I couldn't even understand my native language I was so impaired from lack of human interaction. My Beck Depression Inventory score was dismal. Sure, I got a lot of work done, and a lot of meditating done. I also got a lot of depression done, and altered some of the neural networks that keep me happy and balanced.
Having said that, I think that everyone is different. Isolation, in my case was not so good, but it may be just the thing if your mind is buzzing. I think that p-babble reduces my sense of isolation, which is why I feel better lately. But not better enough to confront my monkey mind in a one-on-one game of Vipassana meditation. Too daunting. I don't even know what my mind will throw at my consciousness, and if it starts throwing some crazy stuff up to explicit awareness, I don't want to be alone- I want to have a T to help me figure out WTF it means. I'm not content to just "acknowledge" it, as the meditation practice suggests. I need to "interpret" it too.

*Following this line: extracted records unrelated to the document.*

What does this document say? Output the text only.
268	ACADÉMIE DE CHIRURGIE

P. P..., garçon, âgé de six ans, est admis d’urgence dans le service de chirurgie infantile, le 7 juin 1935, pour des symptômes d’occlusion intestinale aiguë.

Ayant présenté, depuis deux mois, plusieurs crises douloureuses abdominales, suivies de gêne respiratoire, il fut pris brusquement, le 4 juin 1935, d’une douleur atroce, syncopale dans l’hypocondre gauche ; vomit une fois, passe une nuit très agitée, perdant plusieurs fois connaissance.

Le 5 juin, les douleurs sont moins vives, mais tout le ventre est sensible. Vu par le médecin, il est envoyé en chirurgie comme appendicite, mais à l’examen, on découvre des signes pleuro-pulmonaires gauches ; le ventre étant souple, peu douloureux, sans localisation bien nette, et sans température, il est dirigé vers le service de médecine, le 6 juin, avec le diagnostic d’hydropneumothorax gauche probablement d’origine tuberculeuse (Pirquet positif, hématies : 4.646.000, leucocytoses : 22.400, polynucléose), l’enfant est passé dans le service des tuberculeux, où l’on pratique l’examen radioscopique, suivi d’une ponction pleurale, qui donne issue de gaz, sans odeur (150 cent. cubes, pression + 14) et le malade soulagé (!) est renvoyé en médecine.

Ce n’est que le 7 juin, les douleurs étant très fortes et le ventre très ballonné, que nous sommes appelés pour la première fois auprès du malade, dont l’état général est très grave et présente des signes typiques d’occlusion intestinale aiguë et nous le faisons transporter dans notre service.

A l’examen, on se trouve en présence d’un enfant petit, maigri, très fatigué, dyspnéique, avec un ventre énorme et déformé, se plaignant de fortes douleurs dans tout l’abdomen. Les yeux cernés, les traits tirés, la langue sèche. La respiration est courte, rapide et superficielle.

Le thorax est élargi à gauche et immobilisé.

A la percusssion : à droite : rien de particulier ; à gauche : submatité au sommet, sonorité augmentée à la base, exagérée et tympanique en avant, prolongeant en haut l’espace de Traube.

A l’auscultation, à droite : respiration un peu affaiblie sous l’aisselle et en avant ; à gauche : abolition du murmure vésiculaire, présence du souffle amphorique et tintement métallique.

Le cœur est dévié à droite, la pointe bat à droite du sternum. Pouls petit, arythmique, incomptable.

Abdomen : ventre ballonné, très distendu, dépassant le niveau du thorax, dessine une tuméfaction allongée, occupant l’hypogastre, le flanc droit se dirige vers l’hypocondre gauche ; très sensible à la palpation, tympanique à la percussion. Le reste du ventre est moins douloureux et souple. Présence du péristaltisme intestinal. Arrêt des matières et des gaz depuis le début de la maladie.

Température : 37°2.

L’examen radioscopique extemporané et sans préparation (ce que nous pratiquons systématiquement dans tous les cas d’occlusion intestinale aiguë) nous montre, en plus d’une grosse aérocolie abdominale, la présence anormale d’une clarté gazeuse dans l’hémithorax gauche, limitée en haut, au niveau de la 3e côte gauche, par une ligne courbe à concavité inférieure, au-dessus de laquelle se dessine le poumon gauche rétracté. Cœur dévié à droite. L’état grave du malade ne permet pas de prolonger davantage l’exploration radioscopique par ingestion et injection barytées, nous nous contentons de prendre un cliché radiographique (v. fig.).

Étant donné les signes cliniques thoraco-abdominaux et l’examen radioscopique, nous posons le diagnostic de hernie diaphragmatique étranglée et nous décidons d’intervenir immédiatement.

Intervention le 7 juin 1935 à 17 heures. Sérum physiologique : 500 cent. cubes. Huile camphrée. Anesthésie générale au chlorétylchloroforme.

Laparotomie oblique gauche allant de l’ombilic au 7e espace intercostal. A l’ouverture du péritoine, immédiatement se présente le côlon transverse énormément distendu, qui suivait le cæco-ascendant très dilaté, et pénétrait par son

Posted by Jakeman on May 16, 2006, at 20:23:47
In reply to Re: You have the right to remain silent...curtm, posted by llrrrpp on May 16, 2006, at 20:12:53
I have to have human interaction too. Very much so. And a teacher, someone who has been down the path of finding sanity. I have little of those right now.
warm regards, Jake
> Hmm, well, I did that experiment recently. Over spring break, I took 10 days, and completely isolated myself in my apartment. I had a schedule, I did work, and meditated, and did more work, and read a book, and played some music. I ate mindfully, and was so disciplined. And you know what? By the time I emerged from the isolation, it was to go to mental health facility to be evaluated for intake.
>
> I couldn't even understand my native language I was so impaired from lack of human interaction. My Beck Depression Inventory score was dismal. Sure, I got a lot of work done, and a lot of meditating done. I also got a lot of depression done, and altered some of the neural networks that keep me happy and balanced.
>
> Having said that, I think that everyone is different. Isolation, in my case was not so good, but it may be just the thing if your mind is buzzing. I think that p-babble reduces my sense of isolation, which is why I feel better lately. But not better enough to confront my monkey mind in a one-on-one game of Vipassana meditation. Too daunting. I don't even know what my mind will throw at my consciousness, and if it starts throwing some crazy stuff up to explicit awareness, I don't want to be alone- I want to have a T to help me figure out WTF it means. I'm not content to just "acknowledge" it, as the meditation practice suggests. I need to "interpret" it too.
>
Posted by Declan on May 19, 2006, at 22:04:50
In reply to Re: You have the right to remain silent...curtm » llrrrpp, posted by Jakeman on May 16, 2006, at 19:59:31
This comes up a bit: that perhaps it might be easier not to hope, to let things go so they find their own level, not to have to keep on trying, I guess. It is something I feel. When my mother went through her agitated depression it was like she threw away the lifebelt; but I wouldn't wish that on anybody. Real life? Where is it? Out the front door, rather than on this side of it. Maybe I should volunteer at our community radio station?